Este párrafo no me abandona:

De repente sintió el antiguo, conocido, sordo, corrosivo dolor, agudo y contumaz como siempre; el consabido y asqueroso sabor de boca. Se le encogió el corazón y se le enturbió la mente. «¡Dios mío, Dios mío! —murmuró entre dientes—. ¡Otra vez, otra vez! ¡Y no cesa nunca!» Y de pronto el asunto se le presentó con cariz enteramente distinto. «¡El apéndice vermiforme! ¡El riñón! —dijo para sus adentros—. No se trata del apéndice o del riñón, sino de la vida y… la muerte. Sí, la vida estaba ahí y ahora se va, se va, y no puedo retenerla.
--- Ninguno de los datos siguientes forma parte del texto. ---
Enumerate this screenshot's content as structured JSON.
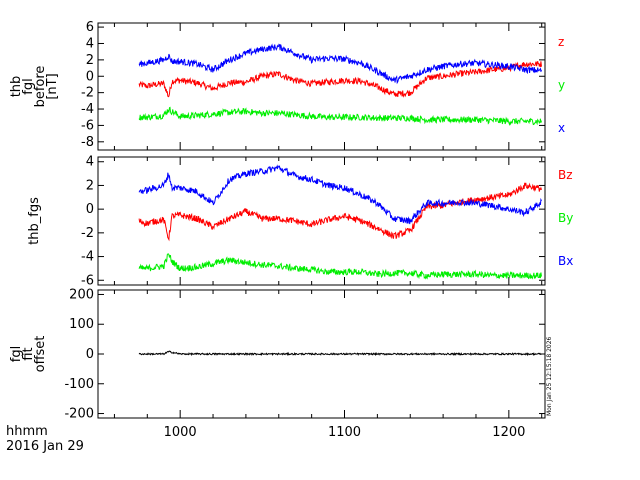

Sí. ¿De qué sirve engañarme? ¿Acaso no ven todos, menos yo, que me estoy muriendo, y que sólo es cuestión de semanas, de días… quizá ahora mismo? Antes había luz aquí y ahora hay tinieblas. Yo estaba aquí, y ahora voy allá. ¿A dónde?» Se sintió transido de frío, se le cortó el aliento, y sólo percibía el golpeteo de su corazón.
«Cuando yo ya no exista, ¿qué habrá? No habrá nada. Entonces ¿dónde estaré cuando ya no exista? ¿Es esto morirse? No, no quiero.»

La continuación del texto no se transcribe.